Bupati Sumbawa Syarafuddin Jarot meminta 26 puskesmas di Kabupaten Sumbawa mengubah pola layanan dari sekadar menunggu pasien menjadi aktif turun ke lapangan untuk mencegah penyakit. Instruksi ini disampaikan di sela pelantikan 41 pejabat di lingkungan Pemkab Sumbawa, Jumat (21/8/2026). Para kepala puskesmas diminta fokus pada deteksi dini dan edukasi kesehatan, terutama untuk menekan angka stunting.
SUMBAWA BESAR — Sebanyak 17 kepala UPT Puskesmas resmi menerima amanah baru di lingkungan Pemerintah Kabupaten Sumbawa. Mereka dilantik langsung oleh Bupati Sumbawa Syarafuddin Jarot di Aula H. Madilaoe ADT Kantor Bupati Sumbawa, Jumat (21/8/2026).
Pelantikan ini menjadi momen bagi bupati untuk menegaskan arah baru pelayanan kesehatan tingkat kecamatan. Ia ingin puskesmas tidak lagi berdiam diri menunggu warga datang berobat, melainkan aktif menyisir wilayah kerja masing-masing.
Target Baru: Bukan Jumlah Pasien, tapi Angka Pencegahan
“Puskesmas harus semakin aktif menjaga agar masyarakat tidak jatuh sakit,” tegas Syarafuddin Jarot dalam sambutannya. Ia meminta para kepala puskesmas untuk turun langsung dan memahami persoalan kesehatan di lapangan, bukan hanya mengandalkan laporan administrasi.
Bupati mengubah parameter keberhasilan layanan kesehatan. Menurutnya, puskesmas yang baik bukan diukur dari banyaknya pasien yang dilayani, melainkan dari seberapa besar masalah kesehatan yang berhasil dicegah sejak dini.
“Jadi ukuran keberhasilan puskesmas bukan hanya berapa banyak pasien yang dilayani. Lebih jauh dari itu, berapa banyak masalah kesehatan yang berhasil kita cegah sebelum menjadi masalah yang lebih besar,” ujarnya.

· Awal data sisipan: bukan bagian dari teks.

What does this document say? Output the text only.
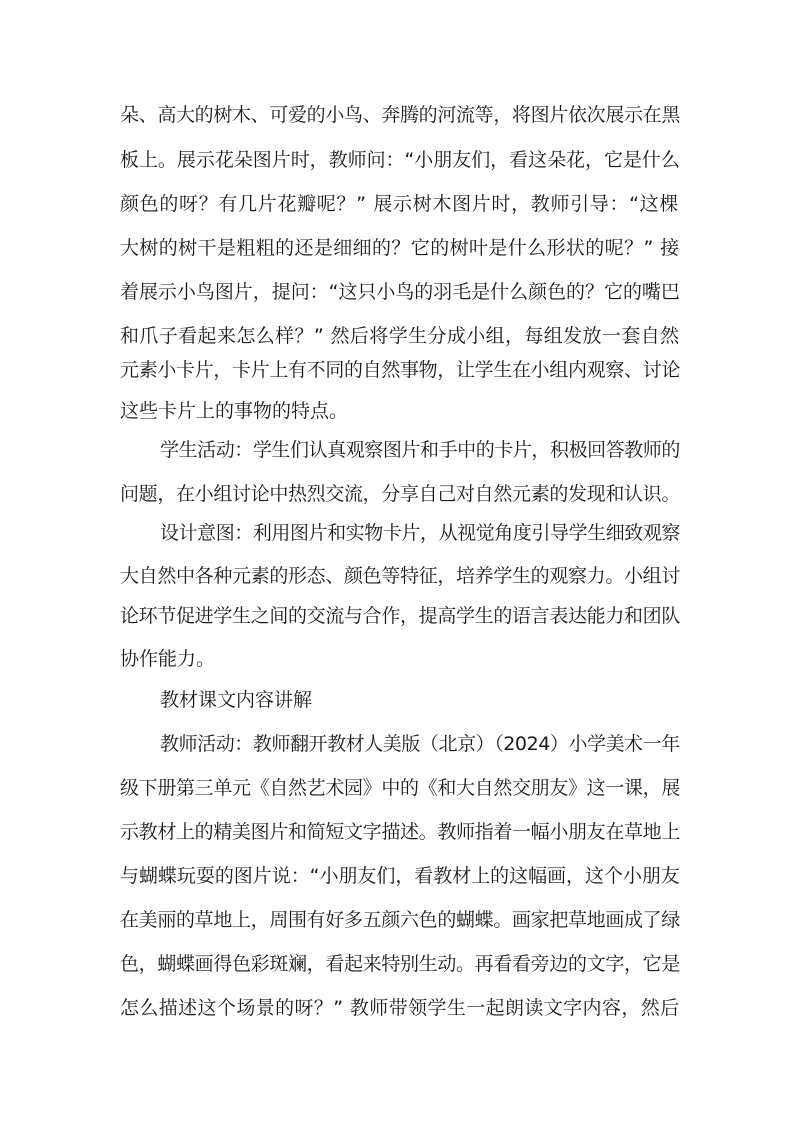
朵、高大的树木、可爱的小鸟、奔腾的河流等，将图片依次展示在黑
板上。展示花朵图片时，教师问：“小朋友们，看这朵花，它是什么
颜色的呀？有几片花瓣呢？” 展示树木图片时，教师引导：“这棵
大树的树干是粗粗的还是细细的？它的树叶是什么形状的呢？” 接
着展示小鸟图片，提问：“这只小鸟的羽毛是什么颜色的？它的嘴巴
和爪子看起来怎么样？” 然后将学生分成小组，每组发放一套自然
元素小卡片，卡片上有不同的自然事物，让学生在小组内观察、讨论
这些卡片上的事物的特点。
学生活动：学生们认真观察图片和手中的卡片，积极回答教师的
问题，在小组讨论中热烈交流，分享自己对自然元素的发现和认识。
设计意图：利用图片和实物卡片，从视觉角度引导学生细致观察
大自然中各种元素的形态、颜色等特征，培养学生的观察力。小组讨
论环节促进学生之间的交流与合作，提高学生的语言表达能力和团队
协作能力。
教材课文内容讲解
教师活动：教师翻开教材人美版（北京）（2024）小学美术一年
级下册第三单元《自然艺术园》中的《和大自然交朋友》这一课，展
示教材上的精美图片和简短文字描述。教师指着一幅小朋友在草地上
与蝴蝶玩耍的图片说：“小朋友们，看教材上的这幅画，这个小朋友
在美丽的草地上，周围有好多五颜六色的蝴蝶。画家把草地画成了绿
色，蝴蝶画得色彩斑斓，看起来特别生动。再看看旁边的文字，它是
怎么描述这个场景的呀？” 教师带领学生一起朗读文字内容，然后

Fokus pada Ibu Hamil dan Balita untuk Tekan Stunting
Instruksi tersebut menyasar langsung pada upaya penurunan angka stunting di Kabupaten Sumbawa. Syarafuddin Jarot meminta setiap puskesmas memetakan kelompok rentan, khususnya ibu hamil dan balita yang berisiko mengalami kekurangan gizi kronis.
Tenaga kesehatan diminta bergerak lebih cepat sebelum persoalan kesehatan berkembang menjadi lebih serius. Selain pemantauan lapangan, penguatan edukasi kesehatan dan program pemeriksaan kesehatan gratis juga menjadi prioritas agar masyarakat mengenali faktor risiko penyakit lebih awal.
17 Wajah Baru di Kursi Kepemimpinan Puskesmas
Sejumlah nama baru kini memimpin puskesmas di berbagai kecamatan. Diah Rosanty, S.Kep.Ns., M.Kep., Ns.Sp.Kep.Kom. dipercaya memimpin UPT Puskesmas Kecamatan Moyo Utara, sementara Ns. Dedi Zulkarnain, S.Kep., M.M.Inov. mengemban tugas di UPT Puskesmas Kecamatan Lape.
Di wilayah lainnya, dr. Ronny Agung Nugroho memimpin UPT Puskesmas Kecamatan Alas Barat dan Dr. Silvia Estuarina menempati posisi di UPT Puskesmas Kecamatan Labuhan Badas Unit I. Adapun Ni Komang Artini Aristyawati, SKM., MPH memimpin UPT Puskesmas Kecamatan Sumbawa Unit I.
Rangkaian pelantikan turut mencakup pejabat fungsional dan pengawas. Bupati mengingatkan seluruh aparatur untuk terus meningkatkan kompetensi seiring perubahan teknologi dan pola penyakit masyarakat.
“Kalau administrasi buruk, pelayanan ikut terganggu,” kata Syarafuddin Jarot menekankan pentingnya ketertiban kepegawaian, keuangan, aset, data, dan pelaporan di setiap unit kerja.